A dedication ceremony for the new National Votes for Women Trail Marker in Grand Forks will precede the lecture. The ceremony will include a welcome by District Court Judge Lolita G. Hartl Romanick, remarks by States Attorney Haley Wamstad and County Commissioner Cindy Pic, concluding with actual dedication by  Susan Wefald, N.D. Coordinator, National Votes for Women Trail. National and local partners for this project included the William G. Pomeroy Foundation, New York, who paid for the historic marker; and the Grand Forks County Commission, which approved placement and installed the National Votes for Women Trail marker on their grounds.
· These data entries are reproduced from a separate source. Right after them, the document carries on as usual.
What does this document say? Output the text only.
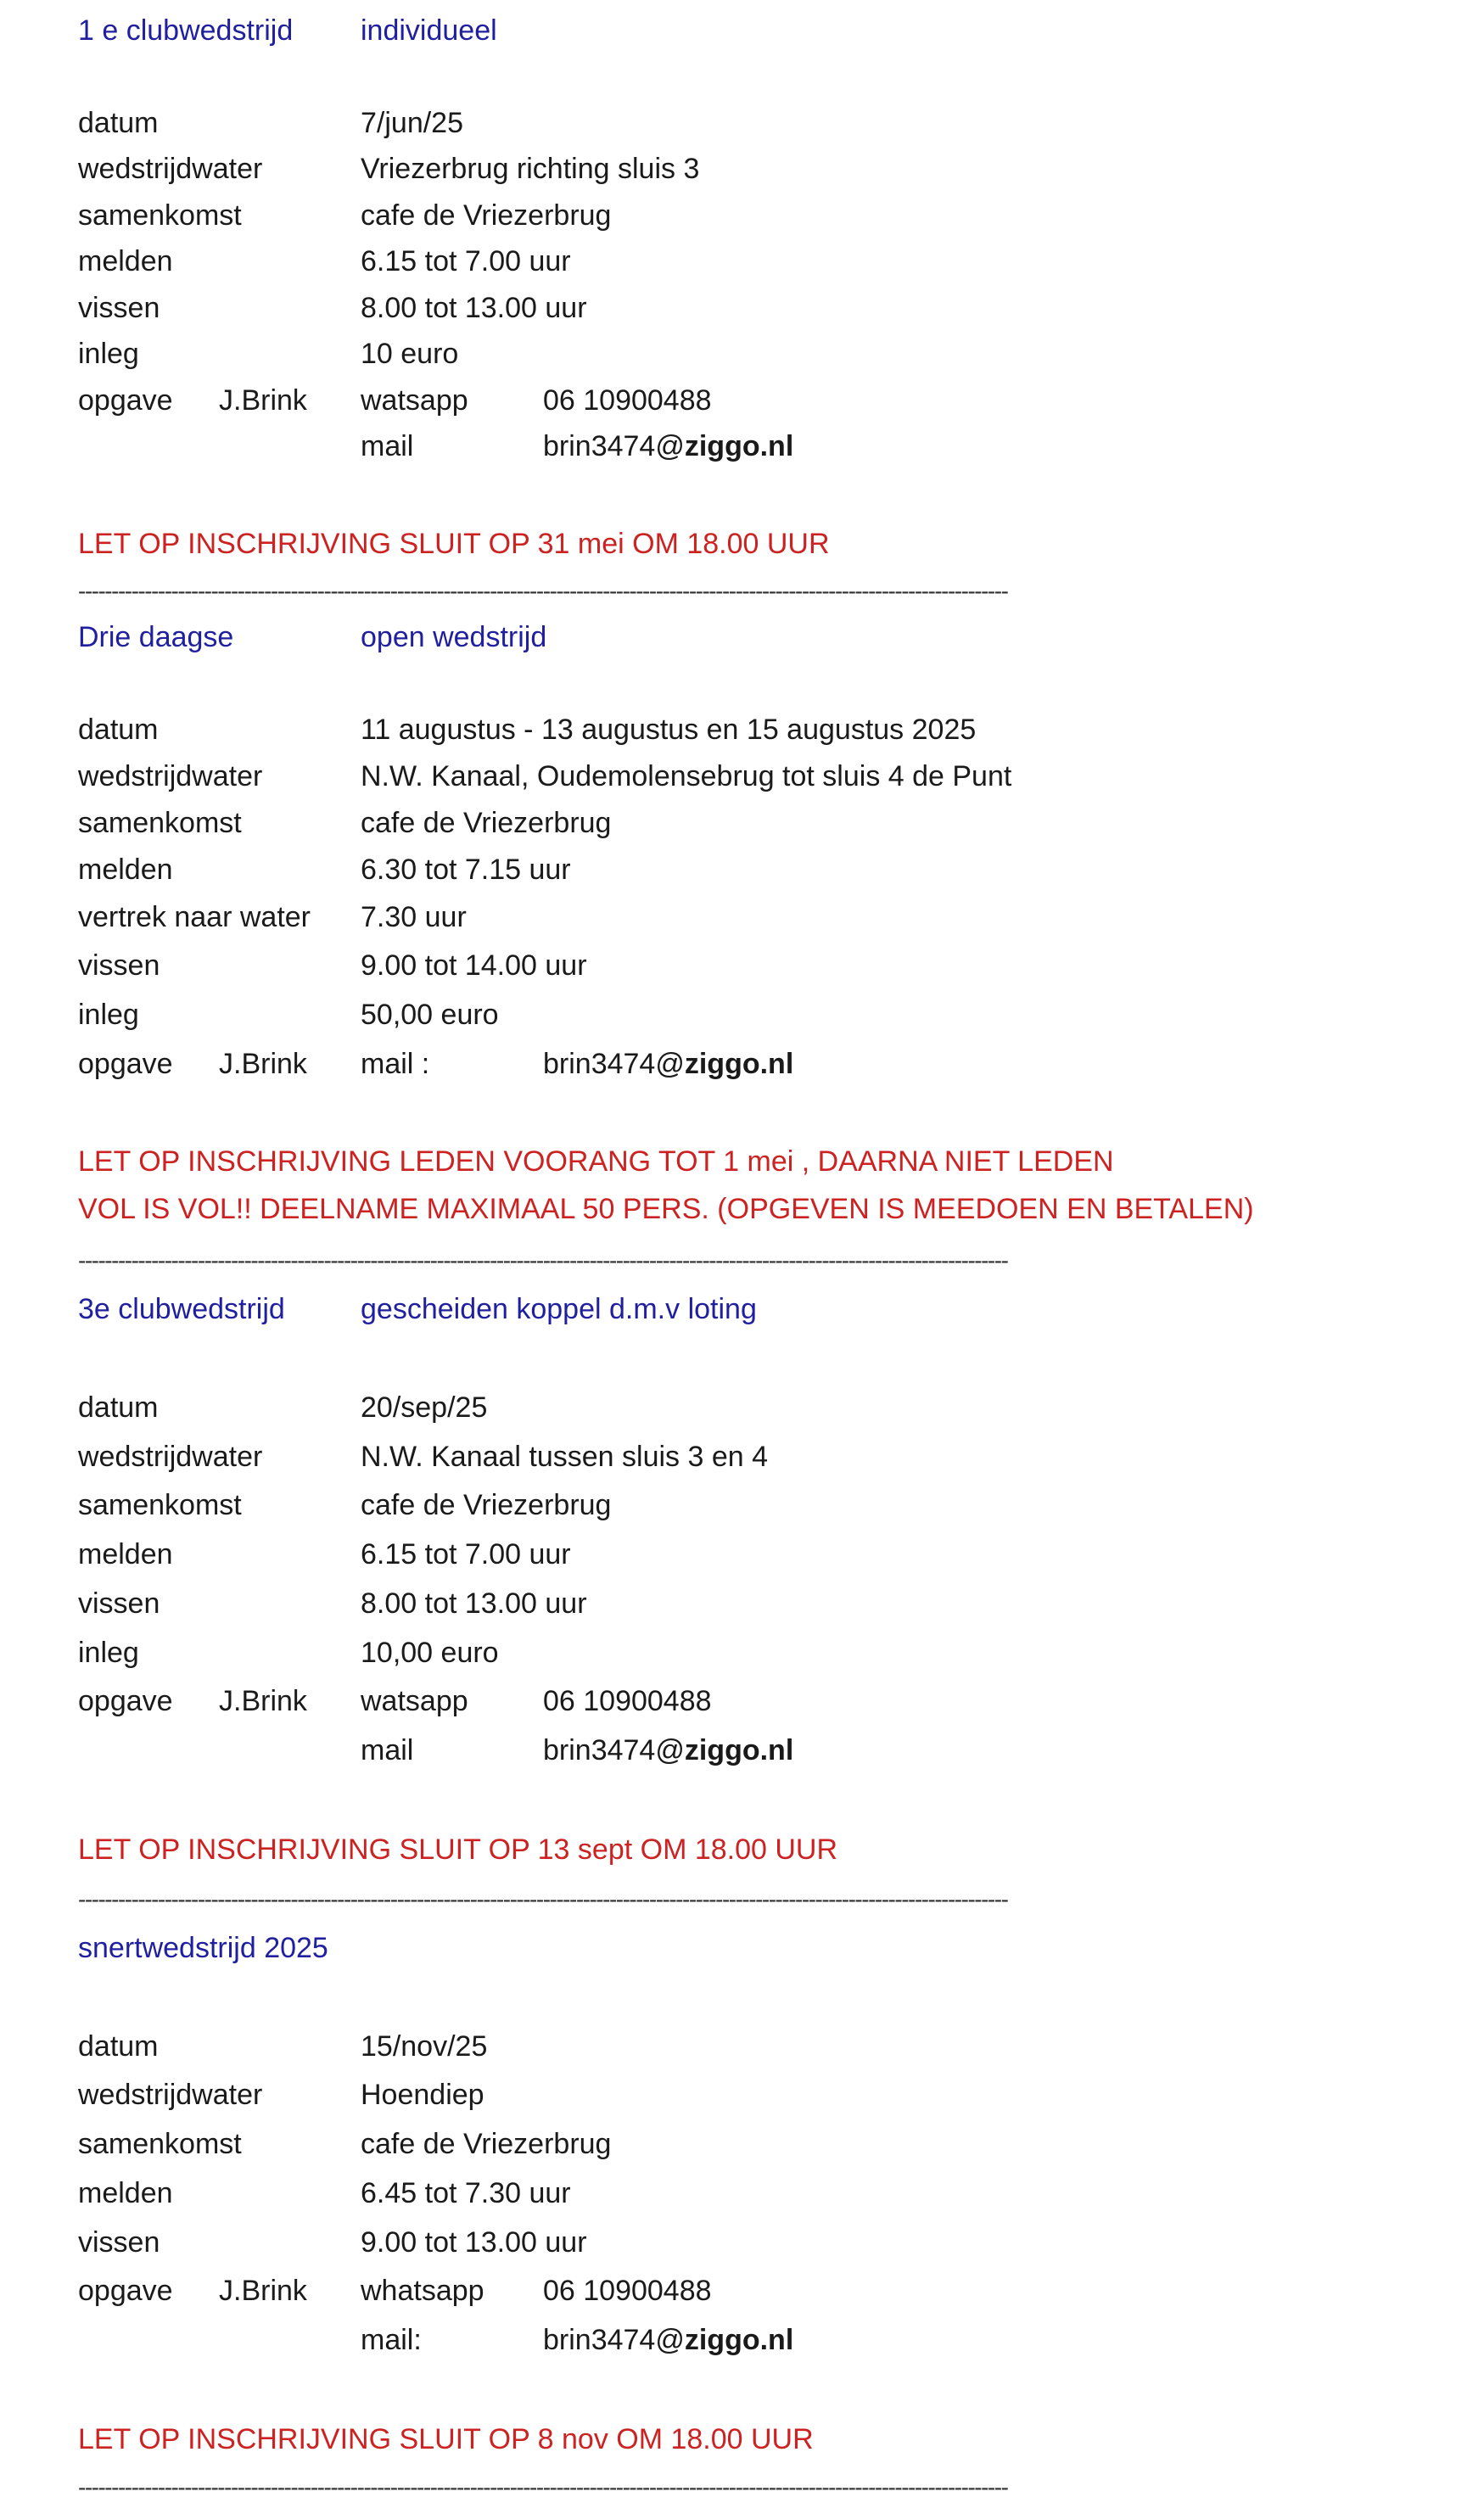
1 e clubwedstrijd individueel
datum	7/jun/25
wedstrijdwater	Vriezerbrug richting sluis 3
samenkomst	cafe de Vriezerbrug
melden	6.15 tot 7.00 uur
vissen	8.00 tot 13.00 uur
inleg	10 euro
opgave J.Brink watsapp	06 10900488
mail	brin3474@ziggo.nl
LET OP INSCHRIJVING SLUIT OP 31 mei OM 18.00 UUR
--------------------------------------------------------------------------------------------------------------------------------------------
Drie daagse	open wedstrijd
datum	11 augustus - 13 augustus en 15 augustus 2025
wedstrijdwater	N.W. Kanaal, Oudemolensebrug tot sluis 4 de Punt
samenkomst	cafe de Vriezerbrug
melden	6.30 tot 7.15 uur
vertrek naar water 7.30 uur
vissen	9.00 tot 14.00 uur
inleg	50,00 euro
opgave J.Brink mail :	brin3474@ziggo.nl
LET OP INSCHRIJVING LEDEN VOORANG TOT 1 mei , DAARNA NIET LEDEN
VOL IS VOL!! DEELNAME MAXIMAAL 50 PERS. (OPGEVEN IS MEEDOEN EN BETALEN)
--------------------------------------------------------------------------------------------------------------------------------------------
3e clubwedstrijd	gescheiden koppel d.m.v loting
datum	20/sep/25
wedstrijdwater	N.W. Kanaal tussen sluis 3 en 4
samenkomst	cafe de Vriezerbrug
melden	6.15 tot 7.00 uur
vissen	8.00 tot 13.00 uur
inleg	10,00 euro
opgave J.Brink watsapp	06 10900488
mail	brin3474@ziggo.nl
LET OP INSCHRIJVING SLUIT OP 13 sept OM 18.00 UUR
--------------------------------------------------------------------------------------------------------------------------------------------
snertwedstrijd 2025
datum	15/nov/25
wedstrijdwater	Hoendiep
samenkomst	cafe de Vriezerbrug
melden	6.45 tot 7.30 uur
vissen	9.00 tot 13.00 uur
opgave J.Brink whatsapp 06 10900488
mail:	brin3474@ziggo.nl
LET OP INSCHRIJVING SLUIT OP 8 nov OM 18.00 UUR
--------------------------------------------------------------------------------------------------------------------------------------------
Register to attend the virtual dedication ceremony and lecture.

About Kristin Mapel Bloomberg
Kristin Mapel Bloomberg is a professor of women’s studies and the Endowed Chair in the Humanities at Hamline University. She holds degrees from Hamline, St. Cloud State University and the University of Nebraska. Her research interests focus on the history, culture, and literature of American women of the 19th century in the Trans-Mississippi West. She has published on a variety of topics such as women’s social and civic organizations, woman suffrage, women and early co-education, and women-authored journals and novels.

About the Wilkins Lecture Series
The Robert P. Wilkins Lecture Series was established by the UND department of history (now the department of history and American Indian Studies) as a tribute to the long service, dedication to teaching, and intellectual curiosity of Professor Robert P. Wilkins (1914-1989).
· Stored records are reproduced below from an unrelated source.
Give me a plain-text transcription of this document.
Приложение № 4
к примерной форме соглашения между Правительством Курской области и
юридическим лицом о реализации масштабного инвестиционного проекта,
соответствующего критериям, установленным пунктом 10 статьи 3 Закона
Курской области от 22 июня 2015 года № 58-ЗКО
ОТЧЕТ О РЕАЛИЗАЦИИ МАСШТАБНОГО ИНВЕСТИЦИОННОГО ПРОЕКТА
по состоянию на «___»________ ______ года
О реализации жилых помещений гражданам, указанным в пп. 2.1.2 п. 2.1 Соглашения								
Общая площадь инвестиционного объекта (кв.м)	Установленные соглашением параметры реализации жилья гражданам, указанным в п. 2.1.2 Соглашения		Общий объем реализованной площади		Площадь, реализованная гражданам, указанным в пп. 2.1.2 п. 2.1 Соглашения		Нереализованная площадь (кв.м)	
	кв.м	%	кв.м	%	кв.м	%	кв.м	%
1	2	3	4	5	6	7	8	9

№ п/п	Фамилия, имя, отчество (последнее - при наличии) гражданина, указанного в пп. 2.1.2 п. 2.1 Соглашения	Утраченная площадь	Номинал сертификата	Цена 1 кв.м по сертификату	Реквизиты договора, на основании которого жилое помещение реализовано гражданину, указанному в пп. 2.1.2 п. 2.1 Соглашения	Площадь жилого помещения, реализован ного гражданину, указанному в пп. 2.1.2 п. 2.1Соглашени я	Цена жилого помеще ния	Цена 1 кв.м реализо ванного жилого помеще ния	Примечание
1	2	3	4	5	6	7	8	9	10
Wilkins, who earned degrees from Indiana University and West Virginia University , joined the UND History Department in 1945, where he offered courses in Ancient, Medieval, Modern European, American, and Canadian History, and also developed a series of courses on popular culture, particularly in the area of American popular music. His wife, Wynona, taught French. He taught at the University of Oklahoma during a 1962 leave of absence and in 1964 took a position at Marshall University. He returned to UND in 1967 to teach and to be editor of the North Dakota Quarterly, developing it into one of the region’s premier academic journals. He specialized in North Dakota history, and he and Wynona authored North Dakota: A Bicentennial History. He retired in 1981 and continued to conduct research and publish. For a full decade after his retirement, he volunteered to teach at least one class each semester. He died in 1998.